Trump’s Justice Department announced on Thursday that a multi-million dollar settlement has been reached between the Internal Revenue Service (IRS), and the numerous conservative groups targeted for harassment by the Obama Administration.
Mark Meckler, President of Citizens for Self-Governance, hailed the $3.5 million settlement after the organization had to trudge through “years of stonewalling,” by the Obama Administration. Citizens for Self-Governance spearheaded a lawsuit that was brought by a coalition of the conservative targeted by the IRS, and threatened with losing their non-profit status for patently illegitimate and politicized reasons.
The plaintiffs successfully argued that the IRS unconstitutionally suppressed their speech, all because they were seen as political opponents of Barrack Hossain Obama.
“We all know the IRS unconstitutionally target tea party groups to shut down their political speech in a violation of the First Amendment. That has been unequivocally proven by the statements of IRS employees,” Meckler explained. “After years of stonewalling by the federal government, the litigation against the IRS for their unconstitutional behavior has been settled and the targeted groups will receive substantial payments.”
Attorney General Jeff Sessions had announced on Thursday that the Department of Justice had agreed to settle down the two lawsuits brought in by 469 parties who were targeted by the IRS. He further faulted the agency and the Obama administration for fostering a partisan application of the tax code and had singled out the request for the sensitive information, such as requests for the donor lists, as irrelevant to making it “a determination of tax-exempt status.”
“It is now clear that during the last administration, the IRS began using inappropriate criteria to screen applications for 501(c) status,” he said. “We hope that today’s settlement makes clear that this abuse of power will not be tolerated.”
Sessions also said that the IRS’s approach to further singling out the conservative groups and the prospective non-profits with the “tea party” in their name had distorted its mission. He called the agency’s investigations to be “improper,” adding that it “should never have occurred.”
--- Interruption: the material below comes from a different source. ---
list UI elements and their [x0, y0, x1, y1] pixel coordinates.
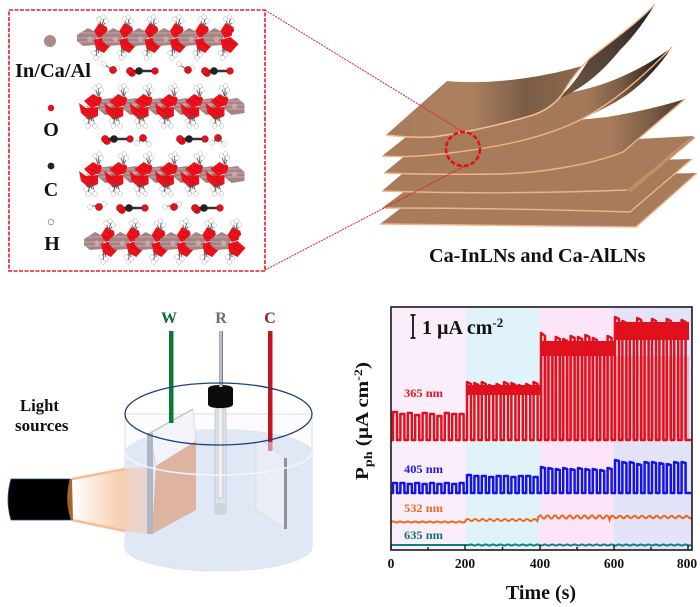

“It is improper for the IRS to single out groups for different treatment based on their names or ideological positions,” he said. “Any entitlement to tax exemption should be based on the activities of the organization and whether they fulfill requirements of the law, not the policy positions adopted by members or the name chosen to reflect those views.”
The settlement also comes a month after the Justice Department had announced it would not further pursue charges against Lois Lerner, the IRS’s director of the Exempt Organizations unit at the time of the scandal. Lerner and the agency had stonewalled the investigators and had resisted public records requests by claiming that the hard drive failures caused the top officials to lose their emails related to the controversy; the agency had later admitted that it had in fact had located these records. A 2013 inspector general report also found that Lerner, who had exercised her Fifth Amendment rights during the congressional investigations into the scandal, and other senior Washington, D.C., officials were also aware of these targeting as early as 2011.
Judicial Watch, a conservative watchdog group, had called on the Trump administration to continue the investigation of the agency’s conduct in its compliance with the public records law, as well as its handling of the conservative applications. Judicial Watch president Tom Fitton said that he had “zero confidence that the Justice Department did an adequate review of the IRS scandal” in the wake of the announcement made during the month of September.
“The FBI collaborated with the IRS and is unlikely to investigate or prosecute itself. President Trump should order a complete review of the whole issue,” Fitton had said. “We await accountability for IRS Commissioner [John] Koskinen, who still serves and should be drummed out of office.